Numa cena constrangedora, Curi até pediu que Lula ligasse na frente deles para Berezovski, sem ser atendido, segundo relata Gilberto Carvalho, chefe de gabinete da Presidência, ouvido sobre o episódio.
"A pedido da direção do Corinthians, nos limitamos a ver se era possível conseguir a extensão do asilo político dele na Inglaterra para o Brasil e não sabíamos sobre o russo o que sabemos hoje. Agora temos tratado de extradição com a Rússia, e é impensável tê-lo aqui. Além do mais, vi Duprat apenas na audiência com o presidente e jamais falei com ele sobre qualquer assunto depois disso", garante, embora confirme que houve gestões do jornalista Breno Altman, ligado ao ex-ministro José Dirceu e ao ministério da Justiça.
Altman chegou a viajar para a Europa para se encontrar com Berezovski e, quando da primeira vinda do russo ao Brasil, organizou reuniões para ele.
A justificativa é simples: o russo queria investir no Brasil em estádios, biodiesel, etanol etc e estava até disposto a passar parte do ano por aqui.

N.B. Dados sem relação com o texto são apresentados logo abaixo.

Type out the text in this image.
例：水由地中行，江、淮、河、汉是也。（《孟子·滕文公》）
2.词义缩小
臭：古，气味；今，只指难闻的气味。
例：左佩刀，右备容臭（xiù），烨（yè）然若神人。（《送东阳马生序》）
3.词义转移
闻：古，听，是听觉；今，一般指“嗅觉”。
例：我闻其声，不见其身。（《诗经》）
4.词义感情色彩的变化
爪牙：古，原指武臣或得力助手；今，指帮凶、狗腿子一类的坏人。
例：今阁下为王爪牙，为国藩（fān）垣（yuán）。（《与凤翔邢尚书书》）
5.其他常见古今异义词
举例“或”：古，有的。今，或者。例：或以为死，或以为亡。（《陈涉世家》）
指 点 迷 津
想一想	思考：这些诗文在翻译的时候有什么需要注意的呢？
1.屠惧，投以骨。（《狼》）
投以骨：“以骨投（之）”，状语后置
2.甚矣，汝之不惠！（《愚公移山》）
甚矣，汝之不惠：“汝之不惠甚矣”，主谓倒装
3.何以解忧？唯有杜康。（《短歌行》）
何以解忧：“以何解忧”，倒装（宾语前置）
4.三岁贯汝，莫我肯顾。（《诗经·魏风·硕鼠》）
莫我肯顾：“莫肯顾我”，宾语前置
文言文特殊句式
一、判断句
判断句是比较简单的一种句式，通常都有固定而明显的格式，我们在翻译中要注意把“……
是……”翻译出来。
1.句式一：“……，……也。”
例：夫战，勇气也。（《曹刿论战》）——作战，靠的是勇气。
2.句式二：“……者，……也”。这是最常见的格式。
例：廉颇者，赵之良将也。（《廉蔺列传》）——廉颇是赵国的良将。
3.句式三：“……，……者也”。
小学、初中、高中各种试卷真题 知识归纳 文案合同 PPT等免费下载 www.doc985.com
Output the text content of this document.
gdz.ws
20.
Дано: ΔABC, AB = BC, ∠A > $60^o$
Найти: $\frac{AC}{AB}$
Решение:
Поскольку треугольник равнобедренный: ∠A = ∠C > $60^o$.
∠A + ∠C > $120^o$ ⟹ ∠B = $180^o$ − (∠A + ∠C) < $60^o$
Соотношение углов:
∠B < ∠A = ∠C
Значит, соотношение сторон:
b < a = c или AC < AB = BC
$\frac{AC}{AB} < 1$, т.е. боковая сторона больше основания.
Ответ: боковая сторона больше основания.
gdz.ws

Dono de uma fortuna avaliada em US$ 4 bilhões, Berezovski mobilizou vários segmentos, aí incluída a Assembléia Legislativa de São Paulo, por intermédio do deputado estadual petista, Vicente Cândido, um dos articuladores, segundo ele mesmo, sempre em nome de Dirceu, da frustrada vinda do bilionário.
Mas a Operação Perestroika traz de volta o mesmo nome de um velho personagem da corrupção no futebol brasileiro.
Em 1982 a revista "Placar" desvendou um esquema de manipulação de resultados dos jogos da Loteria Esportiva, no que ficou conhecido como a "Máfia da Loteria". Era um jornalista cearense de nome Flávio Moreira, que trabalhava na agência Sport Press, quem escolhia os 13 jogos da Loteca.
Descobriu-se que ele fazia a escolha de acordo com os grupos que manipulavam os resultados pelo país afora.
Pois é um tal Flávio Moreira quem procura Duprat, segundo o relatório da PF, para oferecer seus serviços para "classificar" o Corinthians no Campeonato Paulista, nega-se a falar mais pelo telefone e manda tirar suas referências com Paulo Pelaipe, diretor do Grêmio.
Duprat o dispensa, e a conversa não evolui ou não tem novos registros nas escutas da PF.
Uma fonte ouvida pela reportagem garante que Flávio Moreira é Flávio Moreira.
O fim desta novela, como quase todas, tem uma história de amor: Joorabchian passou pelo Brasil e levou para Londres a morena Tatiana, com quem se casou no dia da Pátria (a nossa...) em rica cerimônia.
E mais não se sabe desta novela porque, estranhamente, quando a PF avançava em suas investigações e se preparava para os capítulos finais da Operação Perestroika, eis que o Ministério Público Federal apresentou denúncia à Justiça, o que abortou novas abordagens.